Well, Zaak was an exception. Very talented, very passionate, and with a surprisingly strong will, considering how he had flitted from interest to interest until he had hit on magic. And he had passed the ripe old age of twenty-one. Most teenage guys couldn’t seem to keep an interest in magic going if they didn’t get an immediate result.
Maybe it’s the hormones that make teen girls such naturals at magic. No, that couldn’t be it. Boys and girls alike had raging hormones in their teen years.
Hormone
s plus…focus? She’d once seen a cartoon of the diagram of a dog’s brain side by side with a teenage guy’s brain. Tiny slivers devoted to everything until you got to “ball sports,” and “sex” at which point the two sections together represented about ninety percent of the brain. She chuckled to herself. That could be it. If it’s not a ball sport or getting laid, a teenage boy isn’t interested.
She debated starting the ritual. Any time from midnight to around five or six in the morning would do, though the closer to midnight it was, the better. Still, in the old days there was no way to tell when midnight was, exactly, and the rituals had worked just fine….
Better safe than sorry, she decided. If anything bad is going to break loose, it’ll be around midnight. And if nothing does, I’ll have gotten another good hour of study in.
She opened her book again, and hoped for the best. A nice, quiet couple of hours.
#
Mark trailed along behind his three friends. As he had expected, they’d been waiting for him down by the car, drunk enough not to be worried about whether or not he’d show. They hailed him cheerfully as soon as he got within sight, and Phil popped the cap off a beer and handed it to him as soon as he reached the car.

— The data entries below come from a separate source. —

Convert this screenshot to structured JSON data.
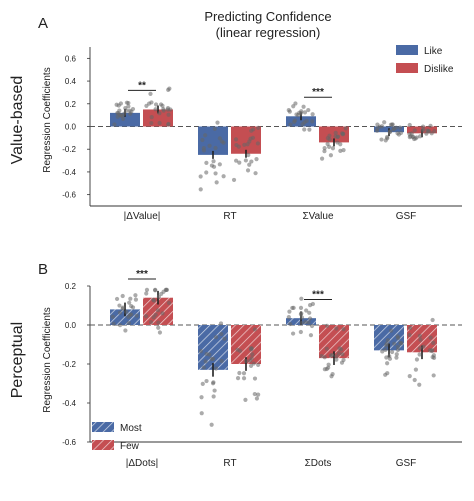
{
  "figure": {
    "title_line1": "Predicting Confidence",
    "title_line2": "(linear regression)"
  },
  "chart_data": [
    {
      "type": "bar",
      "panel_label": "A",
      "side_label": "Value-based",
      "ylabel": "Regression Coefficients",
      "ylim": [
        -0.7,
        0.7
      ],
      "yticks": [
        "0.6",
        "0.4",
        "0.2",
        "0.0",
        "-0.2",
        "-0.4",
        "-0.6"
      ],
      "ytick_values": [
        0.6,
        0.4,
        0.2,
        0.0,
        -0.2,
        -0.4,
        -0.6
      ],
      "categories": [
        "|ΔValue|",
        "RT",
        "ΣValue",
        "GSF"
      ],
      "hatched": false,
      "legend_position": "top-right",
      "series": [
        {
          "name": "Like",
          "color": "#4a6aa5",
          "values": [
            0.12,
            -0.25,
            0.09,
            -0.05
          ]
        },
        {
          "name": "Dislike",
          "color": "#c44e52",
          "values": [
            0.15,
            -0.24,
            -0.14,
            -0.06
          ]
        }
      ],
      "significance": [
        {
          "category_index": 0,
          "label": "**"
        },
        {
          "category_index": 2,
          "label": "***"
        }
      ]
    },
    {
      "type": "bar",
      "panel_label": "B",
      "side_label": "Perceptual",
      "ylabel": "Regression Coefficients",
      "ylim": [
        -0.6,
        0.2
      ],
      "yticks": [
        "0.2",
        "0.0",
        "-0.2",
        "-0.4",
        "-0.6"
      ],
      "ytick_values": [
        0.2,
        0.0,
        -0.2,
        -0.4,
        -0.6
      ],
      "categories": [
        "|ΔDots|",
        "RT",
        "ΣDots",
        "GSF"
      ],
      "hatched": true,
      "legend_position": "bottom-left",
      "series": [
        {
          "name": "Most",
          "color": "#4a6aa5",
          "values": [
            0.08,
            -0.23,
            0.035,
            -0.13
          ]
        },
        {
          "name": "Few",
          "color": "#c44e52",
          "values": [
            0.14,
            -0.2,
            -0.17,
            -0.14
          ]
        }
      ],
      "significance": [
        {
          "category_index": 0,
          "label": "***"
        },
        {
          "category_index": 2,
          "label": "***"
        }
      ]
    }
  ]
}
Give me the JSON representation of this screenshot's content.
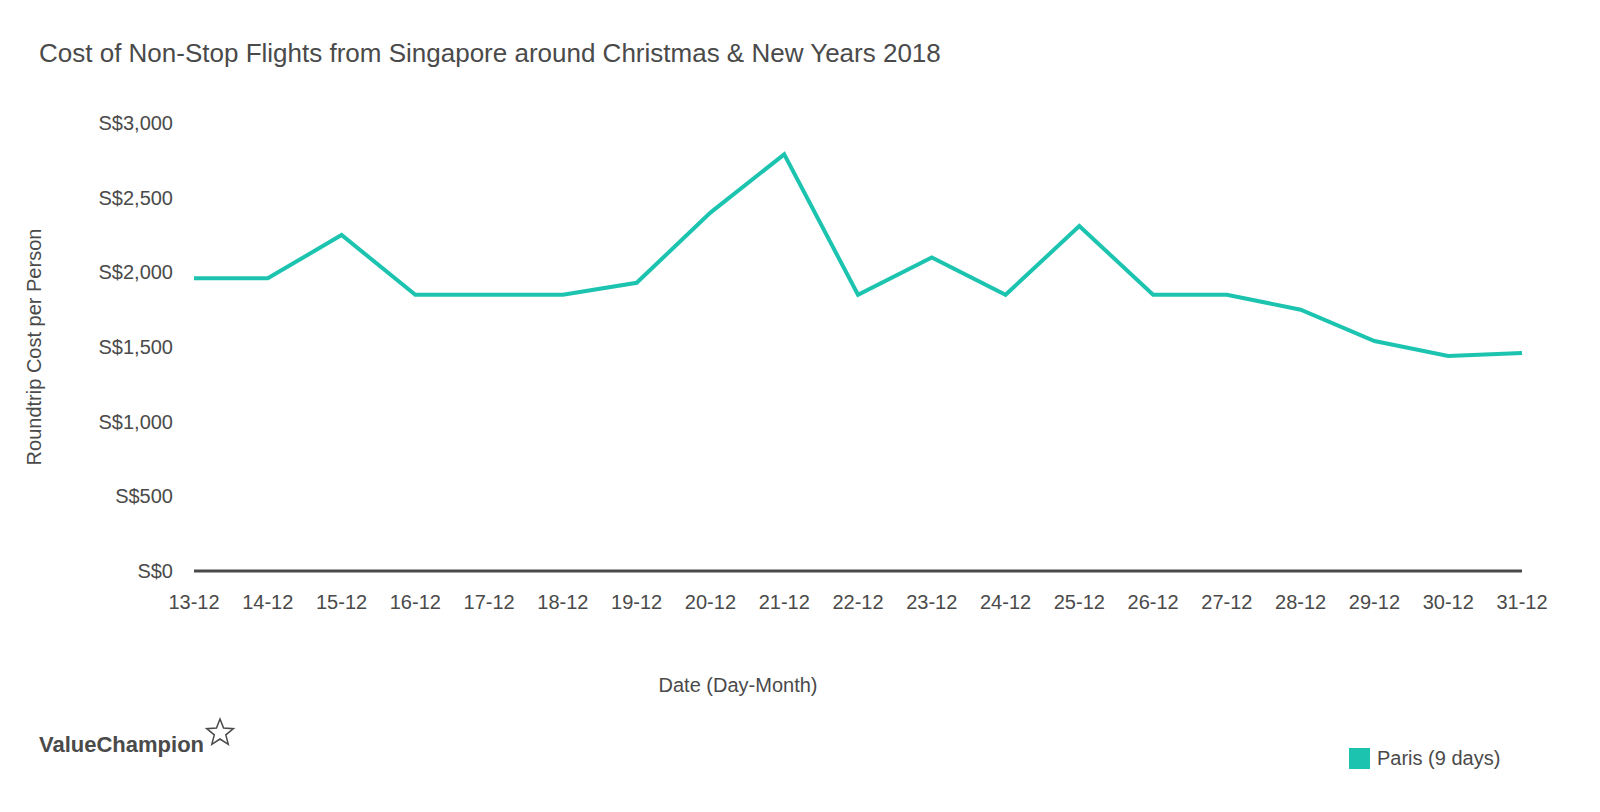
{
  "chart_data": {
    "type": "line",
    "title": "Cost of Non-Stop Flights from Singapore around Christmas & New Years 2018",
    "x_label": "Date (Day-Month)",
    "y_label": "Roundtrip Cost per Person",
    "annotations": [
      "ValueChampion"
    ],
    "categories": [
      "13-12",
      "14-12",
      "15-12",
      "16-12",
      "17-12",
      "18-12",
      "19-12",
      "20-12",
      "21-12",
      "22-12",
      "23-12",
      "24-12",
      "25-12",
      "26-12",
      "27-12",
      "28-12",
      "29-12",
      "30-12",
      "31-12"
    ],
    "series": [
      {
        "name": "Paris (9 days)",
        "color": "#1cc4b0",
        "values": [
          1960,
          1960,
          2250,
          1850,
          1850,
          1850,
          1930,
          2400,
          2790,
          1850,
          2100,
          1850,
          2310,
          1850,
          1850,
          1750,
          1540,
          1440,
          1460
        ]
      }
    ],
    "ylim": [
      0,
      3000
    ],
    "yticks": [
      {
        "value": 0,
        "label": "S$0"
      },
      {
        "value": 500,
        "label": "S$500"
      },
      {
        "value": 1000,
        "label": "S$1,000"
      },
      {
        "value": 1500,
        "label": "S$1,500"
      },
      {
        "value": 2000,
        "label": "S$2,000"
      },
      {
        "value": 2500,
        "label": "S$2,500"
      },
      {
        "value": 3000,
        "label": "S$3,000"
      }
    ],
    "grid": false,
    "legend": "bottom-right"
  }
}
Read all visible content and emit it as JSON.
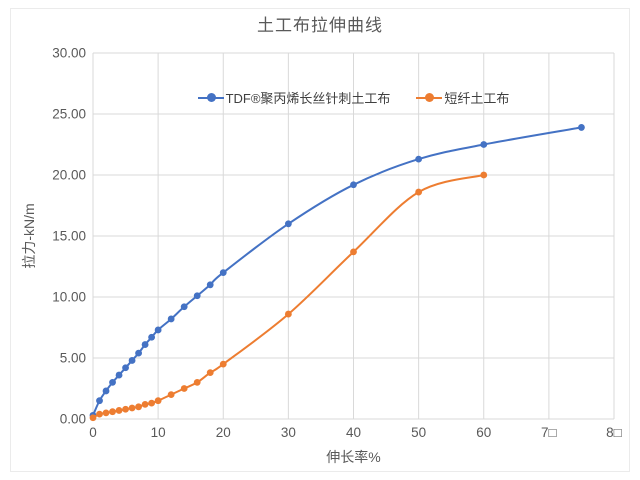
{
  "title": "土工布拉伸曲线",
  "axes": {
    "x": {
      "title": "伸长率%",
      "tick_labels": [
        "0",
        "10",
        "20",
        "30",
        "40",
        "50",
        "60",
        "7□",
        "8□"
      ],
      "tick_values": [
        0,
        10,
        20,
        30,
        40,
        50,
        60,
        70,
        80
      ]
    },
    "y": {
      "title": "拉力-kN/m",
      "tick_labels": [
        "0.00",
        "5.00",
        "10.00",
        "15.00",
        "20.00",
        "25.00",
        "30.00"
      ],
      "tick_values": [
        0,
        5,
        10,
        15,
        20,
        25,
        30
      ]
    }
  },
  "legend": {
    "items": [
      {
        "label": "TDF®聚丙烯长丝针刺土工布",
        "color": "#4472c4"
      },
      {
        "label": "短纤土工布",
        "color": "#ed7d31"
      }
    ]
  },
  "colors": {
    "grid": "#d9d9d9",
    "axis_text": "#595959",
    "title_text": "#595959",
    "frame_border": "#ebebeb",
    "series_blue": "#4472c4",
    "series_orange": "#ed7d31"
  },
  "chart_data": {
    "type": "line",
    "title": "土工布拉伸曲线",
    "xlabel": "伸长率%",
    "ylabel": "拉力-kN/m",
    "xlim": [
      0,
      80
    ],
    "ylim": [
      0,
      30
    ],
    "grid": true,
    "legend_position": "top-center-inside",
    "series": [
      {
        "name": "TDF®聚丙烯长丝针刺土工布",
        "color": "#4472c4",
        "marker": "circle",
        "x": [
          0,
          1,
          2,
          3,
          4,
          5,
          6,
          7,
          8,
          9,
          10,
          12,
          14,
          16,
          18,
          20,
          30,
          40,
          50,
          60,
          75
        ],
        "y": [
          0.3,
          1.5,
          2.3,
          3.0,
          3.6,
          4.2,
          4.8,
          5.4,
          6.1,
          6.7,
          7.3,
          8.2,
          9.2,
          10.1,
          11.0,
          12.0,
          16.0,
          19.2,
          21.3,
          22.5,
          23.9
        ]
      },
      {
        "name": "短纤土工布",
        "color": "#ed7d31",
        "marker": "circle",
        "x": [
          0,
          1,
          2,
          3,
          4,
          5,
          6,
          7,
          8,
          9,
          10,
          12,
          14,
          16,
          18,
          20,
          30,
          40,
          50,
          60
        ],
        "y": [
          0.1,
          0.4,
          0.5,
          0.6,
          0.7,
          0.8,
          0.9,
          1.0,
          1.2,
          1.3,
          1.5,
          2.0,
          2.5,
          3.0,
          3.8,
          4.5,
          8.6,
          13.7,
          18.6,
          20.0
        ]
      }
    ]
  }
}
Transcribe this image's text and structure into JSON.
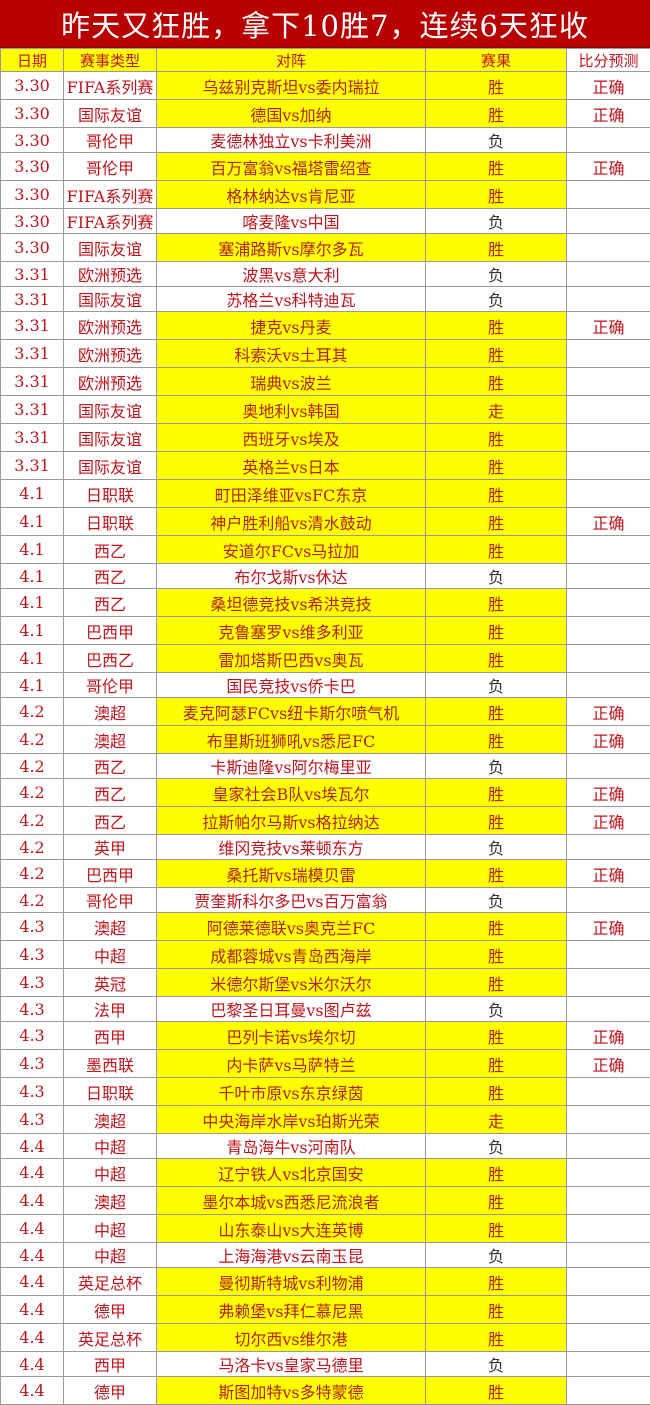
{
  "title": "昨天又狂胜，拿下10胜7，连续6天狂收",
  "headers": [
    "日期",
    "赛事类型",
    "对阵",
    "赛果",
    "比分预测"
  ],
  "colors": {
    "title_bg": "#b80000",
    "highlight": "#ffff00",
    "text": "#c0141c"
  },
  "rows": [
    [
      "3.30",
      "FIFA系列赛",
      "乌兹别克斯坦vs委内瑞拉",
      "胜",
      "正确"
    ],
    [
      "3.30",
      "国际友谊",
      "德国vs加纳",
      "胜",
      "正确"
    ],
    [
      "3.30",
      "哥伦甲",
      "麦德林独立vs卡利美洲",
      "负",
      ""
    ],
    [
      "3.30",
      "哥伦甲",
      "百万富翁vs福塔雷绍查",
      "胜",
      "正确"
    ],
    [
      "3.30",
      "FIFA系列赛",
      "格林纳达vs肯尼亚",
      "胜",
      ""
    ],
    [
      "3.30",
      "FIFA系列赛",
      "喀麦隆vs中国",
      "负",
      ""
    ],
    [
      "3.30",
      "国际友谊",
      "塞浦路斯vs摩尔多瓦",
      "胜",
      ""
    ],
    [
      "3.31",
      "欧洲预选",
      "波黑vs意大利",
      "负",
      ""
    ],
    [
      "3.31",
      "国际友谊",
      "苏格兰vs科特迪瓦",
      "负",
      ""
    ],
    [
      "3.31",
      "欧洲预选",
      "捷克vs丹麦",
      "胜",
      "正确"
    ],
    [
      "3.31",
      "欧洲预选",
      "科索沃vs土耳其",
      "胜",
      ""
    ],
    [
      "3.31",
      "欧洲预选",
      "瑞典vs波兰",
      "胜",
      ""
    ],
    [
      "3.31",
      "国际友谊",
      "奥地利vs韩国",
      "走",
      ""
    ],
    [
      "3.31",
      "国际友谊",
      "西班牙vs埃及",
      "胜",
      ""
    ],
    [
      "3.31",
      "国际友谊",
      "英格兰vs日本",
      "胜",
      ""
    ],
    [
      "4.1",
      "日职联",
      "町田泽维亚vsFC东京",
      "胜",
      ""
    ],
    [
      "4.1",
      "日职联",
      "神户胜利船vs清水鼓动",
      "胜",
      "正确"
    ],
    [
      "4.1",
      "西乙",
      "安道尔FCvs马拉加",
      "胜",
      ""
    ],
    [
      "4.1",
      "西乙",
      "布尔戈斯vs休达",
      "负",
      ""
    ],
    [
      "4.1",
      "西乙",
      "桑坦德竞技vs希洪竞技",
      "胜",
      ""
    ],
    [
      "4.1",
      "巴西甲",
      "克鲁塞罗vs维多利亚",
      "胜",
      ""
    ],
    [
      "4.1",
      "巴西乙",
      "雷加塔斯巴西vs奥瓦",
      "胜",
      ""
    ],
    [
      "4.1",
      "哥伦甲",
      "国民竞技vs侨卡巴",
      "负",
      ""
    ],
    [
      "4.2",
      "澳超",
      "麦克阿瑟FCvs纽卡斯尔喷气机",
      "胜",
      "正确"
    ],
    [
      "4.2",
      "澳超",
      "布里斯班狮吼vs悉尼FC",
      "胜",
      "正确"
    ],
    [
      "4.2",
      "西乙",
      "卡斯迪隆vs阿尔梅里亚",
      "负",
      ""
    ],
    [
      "4.2",
      "西乙",
      "皇家社会B队vs埃瓦尔",
      "胜",
      "正确"
    ],
    [
      "4.2",
      "西乙",
      "拉斯帕尔马斯vs格拉纳达",
      "胜",
      "正确"
    ],
    [
      "4.2",
      "英甲",
      "维冈竞技vs莱顿东方",
      "负",
      ""
    ],
    [
      "4.2",
      "巴西甲",
      "桑托斯vs瑞模贝雷",
      "胜",
      "正确"
    ],
    [
      "4.2",
      "哥伦甲",
      "贾奎斯科尔多巴vs百万富翁",
      "负",
      ""
    ],
    [
      "4.3",
      "澳超",
      "阿德莱德联vs奥克兰FC",
      "胜",
      "正确"
    ],
    [
      "4.3",
      "中超",
      "成都蓉城vs青岛西海岸",
      "胜",
      ""
    ],
    [
      "4.3",
      "英冠",
      "米德尔斯堡vs米尔沃尔",
      "胜",
      ""
    ],
    [
      "4.3",
      "法甲",
      "巴黎圣日耳曼vs图卢兹",
      "负",
      ""
    ],
    [
      "4.3",
      "西甲",
      "巴列卡诺vs埃尔切",
      "胜",
      "正确"
    ],
    [
      "4.3",
      "墨西联",
      "内卡萨vs马萨特兰",
      "胜",
      "正确"
    ],
    [
      "4.3",
      "日职联",
      "千叶市原vs东京绿茵",
      "胜",
      ""
    ],
    [
      "4.3",
      "澳超",
      "中央海岸水岸vs珀斯光荣",
      "走",
      ""
    ],
    [
      "4.4",
      "中超",
      "青岛海牛vs河南队",
      "负",
      ""
    ],
    [
      "4.4",
      "中超",
      "辽宁铁人vs北京国安",
      "胜",
      ""
    ],
    [
      "4.4",
      "澳超",
      "墨尔本城vs西悉尼流浪者",
      "胜",
      ""
    ],
    [
      "4.4",
      "中超",
      "山东泰山vs大连英博",
      "胜",
      ""
    ],
    [
      "4.4",
      "中超",
      "上海海港vs云南玉昆",
      "负",
      ""
    ],
    [
      "4.4",
      "英足总杯",
      "曼彻斯特城vs利物浦",
      "胜",
      ""
    ],
    [
      "4.4",
      "德甲",
      "弗赖堡vs拜仁慕尼黑",
      "胜",
      ""
    ],
    [
      "4.4",
      "英足总杯",
      "切尔西vs维尔港",
      "胜",
      ""
    ],
    [
      "4.4",
      "西甲",
      "马洛卡vs皇家马德里",
      "负",
      ""
    ],
    [
      "4.4",
      "德甲",
      "斯图加特vs多特蒙德",
      "胜",
      ""
    ]
  ]
}
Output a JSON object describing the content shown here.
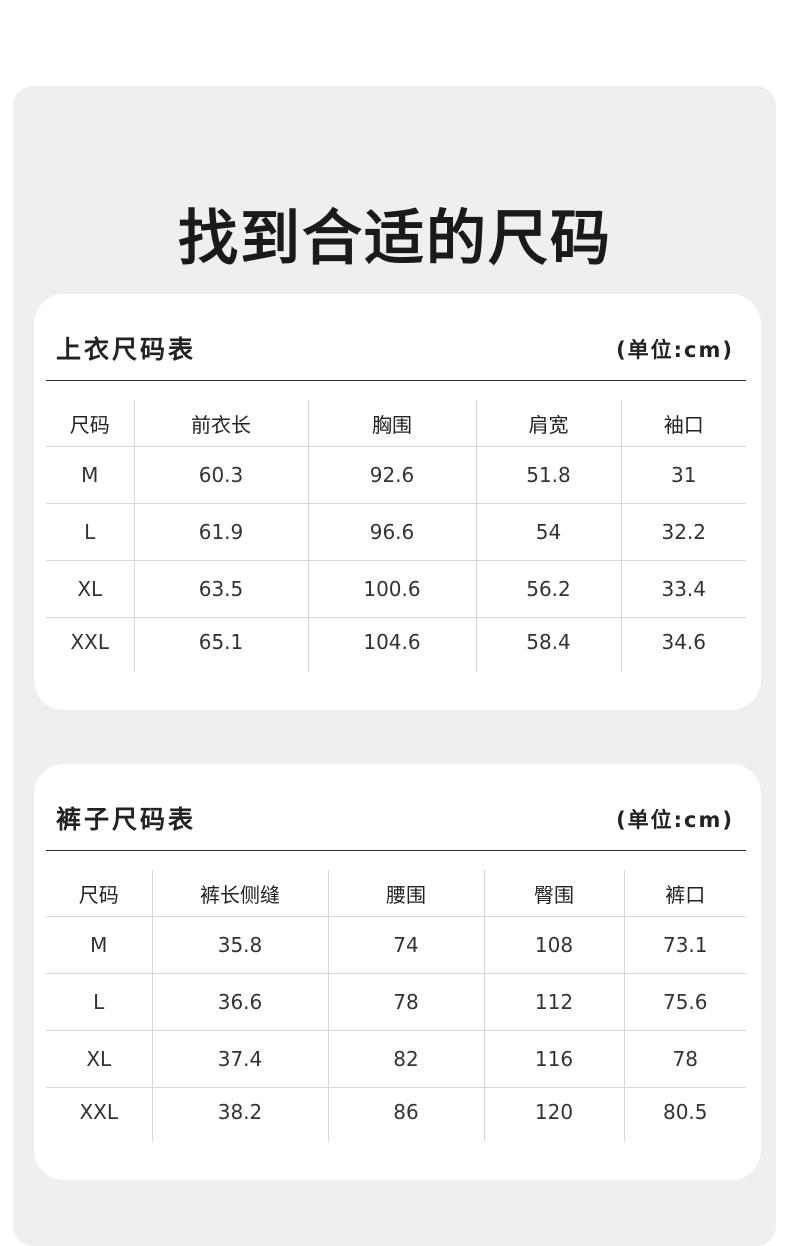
{
  "page_title": "找到合适的尺码",
  "tables": [
    {
      "title": "上衣尺码表",
      "unit": "(单位:cm)",
      "headers": [
        "尺码",
        "前衣长",
        "胸围",
        "肩宽",
        "袖口"
      ],
      "rows": [
        [
          "M",
          "60.3",
          "92.6",
          "51.8",
          "31"
        ],
        [
          "L",
          "61.9",
          "96.6",
          "54",
          "32.2"
        ],
        [
          "XL",
          "63.5",
          "100.6",
          "56.2",
          "33.4"
        ],
        [
          "XXL",
          "65.1",
          "104.6",
          "58.4",
          "34.6"
        ]
      ]
    },
    {
      "title": "裤子尺码表",
      "unit": "(单位:cm)",
      "headers": [
        "尺码",
        "裤长侧缝",
        "腰围",
        "臀围",
        "裤口"
      ],
      "rows": [
        [
          "M",
          "35.8",
          "74",
          "108",
          "73.1"
        ],
        [
          "L",
          "36.6",
          "78",
          "112",
          "75.6"
        ],
        [
          "XL",
          "37.4",
          "82",
          "116",
          "78"
        ],
        [
          "XXL",
          "38.2",
          "86",
          "120",
          "80.5"
        ]
      ]
    }
  ]
}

Now they were on their way to their destination, an off-campus apartment belonging to Quasi, the senior among them. Quasi—short for Quasimodo—was carrying the booze-box, for the reason that he was the only one of them capable of toting that much, drunk or sober. Quasi was built like a gorilla, and just about as hairy.
He was also on a full academic scholarship to the anthro department. Phil claimed it was because he was the only living specimen of Neanderthal and they wanted to study him. Mark knew better—he'd seen Quasi's marks so far this semester. Impressive.